(Rendahnya) Harga Diri Bangsa

Tiga hari lalu, atau mungkin hingga hari ini, sebagian besar di antara kita merasa geram, jengkel, atau bahkan marah karena tulisan provokatif mantan Menteri Penerangan Malaysia, Zainudin Maidin yang berjudul ‘Persamaan BJ Habibie dan Anwar Ibrahim’ di salah satu media terkemuka negeri jiran, Utusan Malaysia.


Tulisan yang mulanya diunggah dalam blog pribadinya ini menimbulkan gejolak di dalam negeri dan berpotensi memanaskan hubungan antara Indonesia-Malaysia karena Zainudin dianggap telah “menghina” mantan orang nomor satu di negeri ini, Bapak BJ Habibie. Presiden RI ketiga yang kita hormati ini dicap oleh Zainudin sebagai penghianat bangsa dan “dog of imperialism”.

Sebenarnya, bukan kali ini saja negeri serumpun itu “melecehkan” harkat dan martabat bangsa Indonesia. Kasus pencaplokan pulau, penganiayaan Tenaga Kerja Wanita dan klaim sepihak atas budaya Indonesia adalah contoh kecil bagaimana cara Malaysia memperlakukan kita.

Namun, kali ini saya tidak bermaksud memanas-manasi atau memprovokasi agar membenci dan bermusuhan dengan tetangga kita itu. Kita memang pantas emosi dan marah, tapi energi kita akan terbuang percuma jika kita marah secara membabi buta dan tidak produktif. Apa yang dilakukan oleh Bapak BJ Habibie dalam menyikapi “hinaan” ini adalah contoh bagaimana seharusnya bangsa ini bersikap. BJ Habibie: Kalau ada yang menghina Anda, anggap aja sebagai sebuah pujian, bahwa dia berjam-jam memikirkan Anda, sedangkan Anda tidak sedetik pun memikirkan dia,”@habibiecenter.

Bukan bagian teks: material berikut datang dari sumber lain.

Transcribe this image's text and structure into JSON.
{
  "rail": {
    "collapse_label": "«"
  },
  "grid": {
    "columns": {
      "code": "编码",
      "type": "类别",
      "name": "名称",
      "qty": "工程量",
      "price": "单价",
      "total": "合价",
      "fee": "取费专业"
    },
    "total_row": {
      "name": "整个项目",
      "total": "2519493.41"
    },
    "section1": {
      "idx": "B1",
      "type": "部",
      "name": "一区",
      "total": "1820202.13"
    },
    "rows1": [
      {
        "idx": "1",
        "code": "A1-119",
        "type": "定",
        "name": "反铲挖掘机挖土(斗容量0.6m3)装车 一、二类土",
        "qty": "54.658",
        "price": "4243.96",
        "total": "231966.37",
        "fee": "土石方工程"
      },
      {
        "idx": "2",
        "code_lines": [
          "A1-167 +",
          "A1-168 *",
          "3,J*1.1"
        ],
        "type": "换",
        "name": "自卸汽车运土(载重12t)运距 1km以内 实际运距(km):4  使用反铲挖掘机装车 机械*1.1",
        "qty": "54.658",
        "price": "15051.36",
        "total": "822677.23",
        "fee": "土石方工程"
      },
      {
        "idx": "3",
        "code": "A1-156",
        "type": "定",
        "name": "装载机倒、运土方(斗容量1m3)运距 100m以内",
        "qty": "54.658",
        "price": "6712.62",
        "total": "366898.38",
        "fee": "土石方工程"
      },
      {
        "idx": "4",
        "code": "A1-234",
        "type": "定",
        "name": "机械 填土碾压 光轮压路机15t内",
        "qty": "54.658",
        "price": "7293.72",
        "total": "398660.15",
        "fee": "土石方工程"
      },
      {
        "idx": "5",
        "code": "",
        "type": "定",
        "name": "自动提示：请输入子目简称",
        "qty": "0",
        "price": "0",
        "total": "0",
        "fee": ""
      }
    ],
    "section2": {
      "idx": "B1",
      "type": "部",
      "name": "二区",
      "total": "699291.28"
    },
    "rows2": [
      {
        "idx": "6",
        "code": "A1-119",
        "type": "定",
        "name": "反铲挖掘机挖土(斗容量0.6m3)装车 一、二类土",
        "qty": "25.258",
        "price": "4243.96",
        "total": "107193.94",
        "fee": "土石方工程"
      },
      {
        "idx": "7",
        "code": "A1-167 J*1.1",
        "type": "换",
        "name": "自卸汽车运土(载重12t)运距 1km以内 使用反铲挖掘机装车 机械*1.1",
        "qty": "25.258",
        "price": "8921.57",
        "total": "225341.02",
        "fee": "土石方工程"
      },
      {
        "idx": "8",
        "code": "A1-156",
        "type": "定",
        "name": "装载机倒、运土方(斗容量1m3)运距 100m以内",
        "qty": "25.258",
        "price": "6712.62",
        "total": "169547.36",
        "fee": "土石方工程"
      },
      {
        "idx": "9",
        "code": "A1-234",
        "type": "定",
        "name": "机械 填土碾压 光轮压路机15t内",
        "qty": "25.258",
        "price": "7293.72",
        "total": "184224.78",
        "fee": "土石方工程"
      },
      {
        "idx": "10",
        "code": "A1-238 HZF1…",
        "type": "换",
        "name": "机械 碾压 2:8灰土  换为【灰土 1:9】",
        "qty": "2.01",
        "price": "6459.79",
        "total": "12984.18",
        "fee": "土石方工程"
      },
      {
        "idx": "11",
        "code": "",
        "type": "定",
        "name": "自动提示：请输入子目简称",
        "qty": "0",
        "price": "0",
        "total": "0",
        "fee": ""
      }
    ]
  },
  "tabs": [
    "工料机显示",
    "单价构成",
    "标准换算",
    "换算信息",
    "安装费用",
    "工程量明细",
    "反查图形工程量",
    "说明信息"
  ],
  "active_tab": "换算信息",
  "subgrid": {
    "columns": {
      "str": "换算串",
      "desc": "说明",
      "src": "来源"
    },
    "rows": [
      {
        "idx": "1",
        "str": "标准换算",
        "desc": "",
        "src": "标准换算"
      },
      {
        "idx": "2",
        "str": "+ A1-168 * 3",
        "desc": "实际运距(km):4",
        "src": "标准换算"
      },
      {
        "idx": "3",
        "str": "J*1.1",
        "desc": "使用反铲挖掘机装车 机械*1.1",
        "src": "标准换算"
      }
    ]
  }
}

Saya berpikir, mengapa Malaysia bisa sampai berkali-kali “merendahkan” harga diri bangsa ini. Jangan-jangan memang bangsa ini yang ingin “direndahkan” oleh bangsa lain. Bagaimana tidak, kita tengok saja beranda negeri ini di Kalimantan yang berbatasan langsung dengan Malaysia. Kesenjangan ekonomi antara wilayah yang berada di belakang tapal batas dengan yang di seberang nampak sangat tinggi. Infrastruktur sangat buruk, jalanan masih berlumpur, listrik belum tersambung, rumah pun reyot hendak roboh. Mungkin dalam benak orang Malaysia mereka berkata, “Indonesia itu memang negeri yang miskin dan terbelakang.”

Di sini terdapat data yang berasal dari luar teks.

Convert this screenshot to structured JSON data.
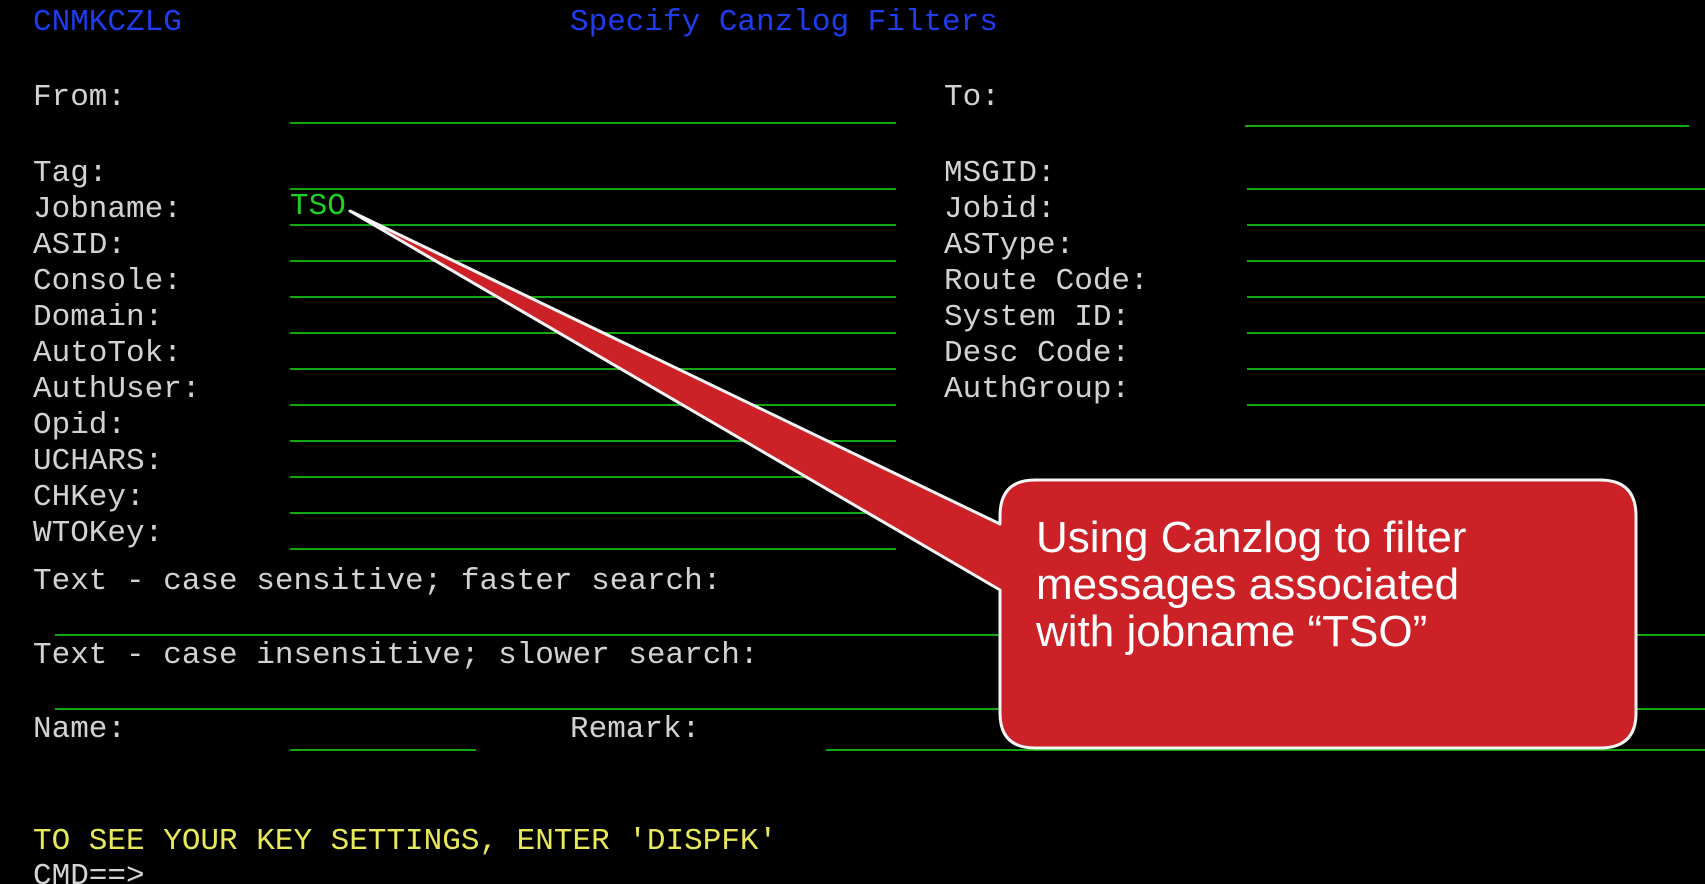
{
  "header": {
    "panel_id": "CNMKCZLG",
    "title": "Specify Canzlog Filters"
  },
  "left_fields": [
    {
      "label": "From:",
      "value": ""
    },
    {
      "label": "Tag:",
      "value": ""
    },
    {
      "label": "Jobname:",
      "value": "TSO"
    },
    {
      "label": "ASID:",
      "value": ""
    },
    {
      "label": "Console:",
      "value": ""
    },
    {
      "label": "Domain:",
      "value": ""
    },
    {
      "label": "AutoTok:",
      "value": ""
    },
    {
      "label": "AuthUser:",
      "value": ""
    },
    {
      "label": "Opid:",
      "value": ""
    },
    {
      "label": "UCHARS:",
      "value": ""
    },
    {
      "label": "CHKey:",
      "value": ""
    },
    {
      "label": "WTOKey:",
      "value": ""
    }
  ],
  "right_fields": [
    {
      "label": "To:",
      "value": ""
    },
    {
      "label": "MSGID:",
      "value": ""
    },
    {
      "label": "Jobid:",
      "value": ""
    },
    {
      "label": "ASType:",
      "value": ""
    },
    {
      "label": "Route Code:",
      "value": ""
    },
    {
      "label": "System ID:",
      "value": ""
    },
    {
      "label": "Desc Code:",
      "value": ""
    },
    {
      "label": "AuthGroup:",
      "value": ""
    }
  ],
  "text_sensitive": {
    "label": "Text - case sensitive; faster search:",
    "value": ""
  },
  "text_insensitive": {
    "label": "Text - case insensitive; slower search:",
    "value": ""
  },
  "name": {
    "label": "Name:",
    "value": ""
  },
  "remark": {
    "label": "Remark:",
    "value": ""
  },
  "message": "TO SEE YOUR KEY SETTINGS, ENTER 'DISPFK'",
  "command": {
    "prompt": "CMD==>",
    "value": ""
  },
  "callout": {
    "line1": "Using Canzlog to filter",
    "line2": "messages associated",
    "line3": "with jobname “TSO”"
  },
  "colors": {
    "background": "#000000",
    "label": "#d2d2d2",
    "field_underline": "#11a810",
    "header": "#1e3cf0",
    "message": "#e8e85a",
    "callout_fill": "#cc2127"
  }
}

Lebih dari itu, coba kita tengok, berapa banyak bisnis anak bangsa yang merambah ke Malaysia. Bandingkan dengan Proton, Petronas dan sederet merek bisnis lainnya yang membanjiri negeri ini. Bandingkan pula berapa banyak tenaga kerja kita yang dikirim ke Malaysia, yang berpendidikan rendah dan bekerja di sektor informal dengan tenaga-tenaga professional yang menempati posisi strategis.

Sekali lagi, mungkin saja orang-orang Malaysia itu memang menganggap kita “rendahan”.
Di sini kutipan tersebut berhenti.